Hit counts tell agencies nothing about whether a site is achieving performance goals.

"Performance measures" is a popular phrase these days, but agencies are slow to apply performance measures in a systematic way.

Take agency Web sites, for example. The primary performance measures that many agencies use for their Web sites seem to be more hits, more hits and more hits.

But what does "more hits" measure? Simply that a lot of people out there clicked on an Internet site. That kind of measure tells the agency exactly nothing about whether the site is achieving its performance goals. For all the agency knows, visitors could be clicking because they are furious at the agency.

Perhaps a better question is: What are the performance goals for agency Web sites? And are the measures that agencies use telling them whether the sites accomplish their intended jobs?

Some agencies have given a lot of thought to those questions. Charles McClure of Florida State University, Kristin Eschenfelder of the University of Wisconsin and I recently completed a study for three agencies in which we developed a set of performance measures for assessing agency Web sites. The three sponsoring agencies were the Defense Technical Information Center, the Energy Information Administration and the Government Printing Office.

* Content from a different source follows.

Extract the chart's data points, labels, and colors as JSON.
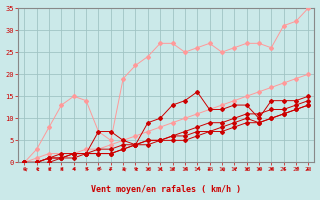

We found that the topic of Web site performance measures has at least three dimensions when applied to government agencies. The first is that of law and policy. Feds must be careful that they are complying with legal and policy mandates regarding privacy (including children's privacy), freedom of information, intellectual property, accessibility for people with disabilities and security. They must be sure that their Web sites conform to relevant parts of the Paperwork Reduction Act, the Government Paperwork Elimination Act and the Federal Records Act.

Management factors are the second dimension for Web site performance. Does a site have adequate infrastructure, including equipment and staffing, and is the agency controlling who is posting content to the site and ensuring the quality of the content?

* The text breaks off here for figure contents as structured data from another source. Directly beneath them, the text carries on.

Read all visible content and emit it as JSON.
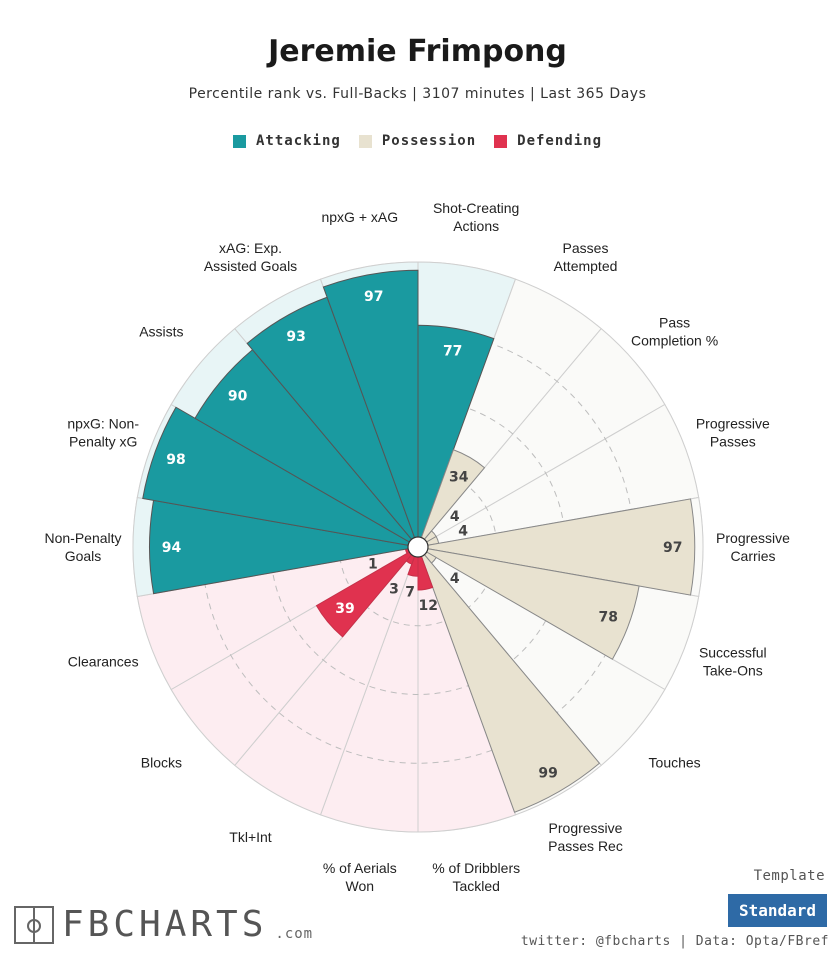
{
  "header": {
    "title": "Jeremie Frimpong",
    "subtitle": "Percentile rank vs. Full-Backs | 3107 minutes | Last 365 Days"
  },
  "legend": [
    {
      "label": "Attacking",
      "color": "#1a9aa0"
    },
    {
      "label": "Possession",
      "color": "#e8e2d0"
    },
    {
      "label": "Defending",
      "color": "#e0324f"
    }
  ],
  "chart_data": {
    "type": "polar-bar",
    "title": "Jeremie Frimpong",
    "subtitle": "Percentile rank vs. Full-Backs | 3107 minutes | Last 365 Days",
    "rlim": [
      0,
      100
    ],
    "categories": [
      {
        "label": [
          "Shot-Creating",
          "Actions"
        ],
        "value": 77,
        "group": "Attacking"
      },
      {
        "label": [
          "Passes",
          "Attempted"
        ],
        "value": 34,
        "group": "Possession"
      },
      {
        "label": [
          "Pass",
          "Completion %"
        ],
        "value": 4,
        "group": "Possession"
      },
      {
        "label": [
          "Progressive",
          "Passes"
        ],
        "value": 4,
        "group": "Possession"
      },
      {
        "label": [
          "Progressive",
          "Carries"
        ],
        "value": 97,
        "group": "Possession"
      },
      {
        "label": [
          "Successful",
          "Take-Ons"
        ],
        "value": 78,
        "group": "Possession"
      },
      {
        "label": [
          "Touches"
        ],
        "value": 4,
        "group": "Possession"
      },
      {
        "label": [
          "Progressive",
          "Passes Rec"
        ],
        "value": 99,
        "group": "Possession"
      },
      {
        "label": [
          "% of Dribblers",
          "Tackled"
        ],
        "value": 12,
        "group": "Defending"
      },
      {
        "label": [
          "% of Aerials",
          "Won"
        ],
        "value": 7,
        "group": "Defending"
      },
      {
        "label": [
          "Tkl+Int"
        ],
        "value": 3,
        "group": "Defending"
      },
      {
        "label": [
          "Blocks"
        ],
        "value": 39,
        "group": "Defending"
      },
      {
        "label": [
          "Clearances"
        ],
        "value": 1,
        "group": "Defending"
      },
      {
        "label": [
          "Non-Penalty",
          "Goals"
        ],
        "value": 94,
        "group": "Attacking"
      },
      {
        "label": [
          "npxG: Non-",
          "Penalty xG"
        ],
        "value": 98,
        "group": "Attacking"
      },
      {
        "label": [
          "Assists"
        ],
        "value": 90,
        "group": "Attacking"
      },
      {
        "label": [
          "xAG: Exp.",
          "Assisted Goals"
        ],
        "value": 93,
        "group": "Attacking"
      },
      {
        "label": [
          "npxG + xAG"
        ],
        "value": 97,
        "group": "Attacking"
      }
    ],
    "colors": {
      "Attacking": {
        "bar": "#1a9aa0",
        "bg": "#e8f5f6"
      },
      "Possession": {
        "bar": "#e8e2d0",
        "bg": "#fafaf8"
      },
      "Defending": {
        "bar": "#e0324f",
        "bg": "#fdedf1"
      }
    }
  },
  "footer": {
    "template_label": "Template",
    "template_value": "Standard",
    "credit": "twitter: @fbcharts | Data: Opta/FBref",
    "logo_text": "FBCHARTS",
    "logo_suffix": ".com"
  }
}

Third, quantitative performance measures fall into a fivefold conceptual grouping: extensiveness, efficiency, effectiveness, service quality and usefulness. Although each concept has specific measures associated with it, they overlap in practice.

One tip all study participants agreed on was that counting Web site "hits" is a lousy measure of anything. Much better basic measures are units of content retrieved — such as number of documents downloaded — or number of user sessions per time period.

Check out the study report at fedbbs.access.gpo.gov/libs/measures.htm. The sponsoring agencies and the authors will be happy if the study just gets more agencies thinking about what they are trying to achieve with their Web sites and talking about what are the best ways of measuring their goals.